There are definitely a few things to keep in mind going forward.
1. Be careful with credit repair services.
Since we just discussed these services, it’s worth sharing some extra advice here.
Namely, to reiterate, the actions they can legally take are no different than what you can
do yourself.
Some credit repair companies will make too-good-to-be-true promises about getting your
credit score up to a certain target and/or charge high fees upfront.
The Federal Trade Commission (FTC) has actually criminally charged some of these
firms, so be wary and do your due diligence beforehand.
2. You can fix it yourself.
Contrary to what some believe, repairing a credit score is something you can take care
of yourself.
Save yourself the hassle and money of consulting credit repair services and contact your credit bureau on your own.
Ultimately, it comes down to filing a dispute.
As with a lot of issues in life, the problem often starts with you.
Although a tanking economy or other unexpected event that causes you to lose your job isn’t your fault, there are things you can do to avoid credit issues.
Polishing your budgeting skills and improving your payment history by paying all the bills on time is already a big step in the right direction.
Secondly, having a large number of credit card accounts open increases the chances of losing track of the money you owe – you may want to think twice before opening that new account.
Opening many accounts within a short time span is in itself seen as a red flag by most lenders, just FYI.
3. Closing your accounts doesn’t help.
If you have multiple open accounts already, closing them may actually backfire.
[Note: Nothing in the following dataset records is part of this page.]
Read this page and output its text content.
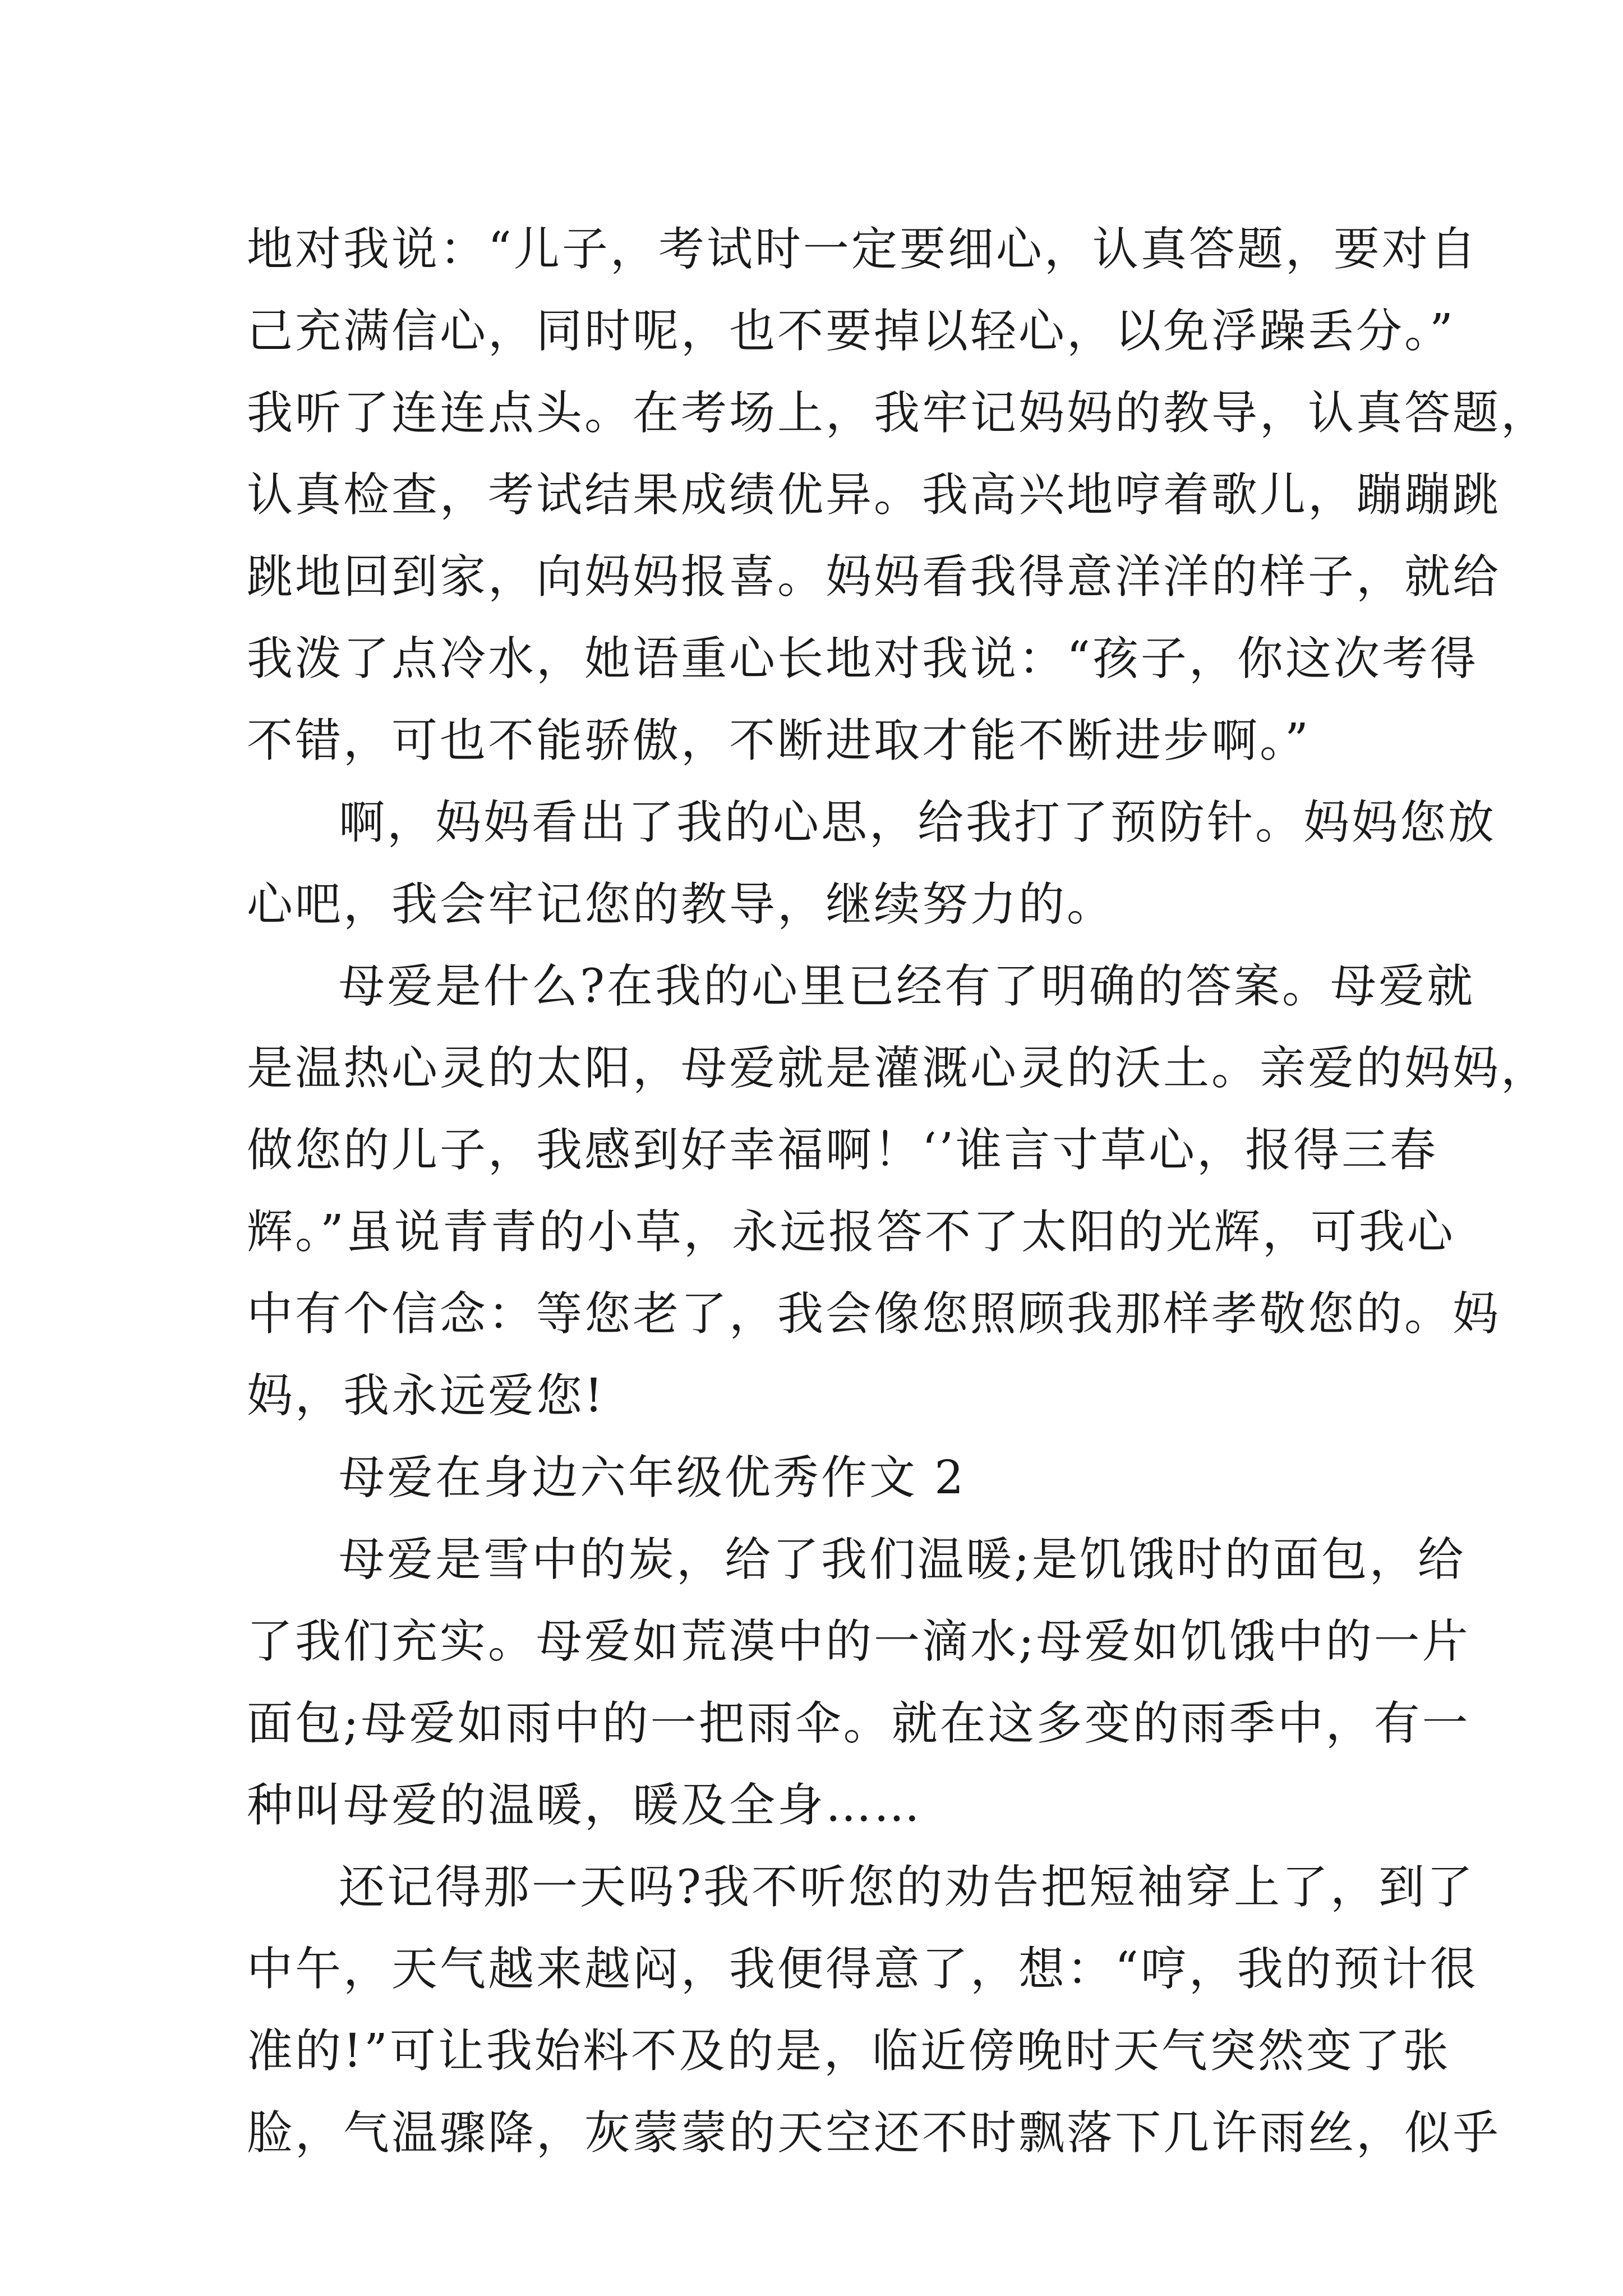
地对我说：“儿子，考试时一定要细心，认真答题，要对自
己充满信心，同时呢，也不要掉以轻心，以免浮躁丢分。”
我听了连连点头。在考场上，我牢记妈妈的教导，认真答题，
认真检查，考试结果成绩优异。我高兴地哼着歌儿，蹦蹦跳
跳地回到家，向妈妈报喜。妈妈看我得意洋洋的样子，就给
我泼了点冷水，她语重心长地对我说：“孩子，你这次考得
不错，可也不能骄傲，不断进取才能不断进步啊。”
啊，妈妈看出了我的心思，给我打了预防针。妈妈您放
心吧，我会牢记您的教导，继续努力的。
母爱是什么?在我的心里已经有了明确的答案。母爱就
是温热心灵的太阳，母爱就是灌溉心灵的沃土。亲爱的妈妈，
做您的儿子，我感到好幸福啊！‘’谁言寸草心，报得三春
辉。”虽说青青的小草，永远报答不了太阳的光辉，可我心
中有个信念：等您老了，我会像您照顾我那样孝敬您的。妈
妈，我永远爱您!
母爱在身边六年级优秀作文 2
母爱是雪中的炭，给了我们温暖;是饥饿时的面包，给
了我们充实。母爱如荒漠中的一滴水;母爱如饥饿中的一片
面包;母爱如雨中的一把雨伞。就在这多变的雨季中，有一
种叫母爱的温暖，暖及全身……
还记得那一天吗?我不听您的劝告把短袖穿上了，到了
中午，天气越来越闷，我便得意了，想：“哼，我的预计很
准的!”可让我始料不及的是，临近傍晚时天气突然变了张
脸，气温骤降，灰蒙蒙的天空还不时飘落下几许雨丝，似乎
It would be better to pay them down and then leave them alone.
Sounds paradoxical, right?
The reason behind this is that it will appear as if you have the financial stability to be
able to pay down numerous accounts, say 5, rather than just 3.
Having multiple paid-down accounts open also reduces your “credit utilization ratio”
(your total debt divided by your total available credit), since those accounts increase
your total available credit i.e. the denominator grows larger, decreasing the overall
percentage.
A low (30% or less) credit utilization ratio is a positive factor for crediting scoring models.
Having a healthy credit score is a huge boon.
It makes some of the major decisions in life easier to deal with – from better mortgages for that dream house to lower interest rates for a car loan.
It’s not uncommon to run into trouble here and there, though.
If you do, know that the world won’t end and that there are credit repair options out there to help alleviate the consequences of poor credit scores.
A key takeaway is that you don’t need to spend even more of your hard-earned money on credit repair services unless you feel you really have to.
In the long run, managing your personal finances responsibly is a one-way ticket to a good credit score (and not having to deal with credit repair).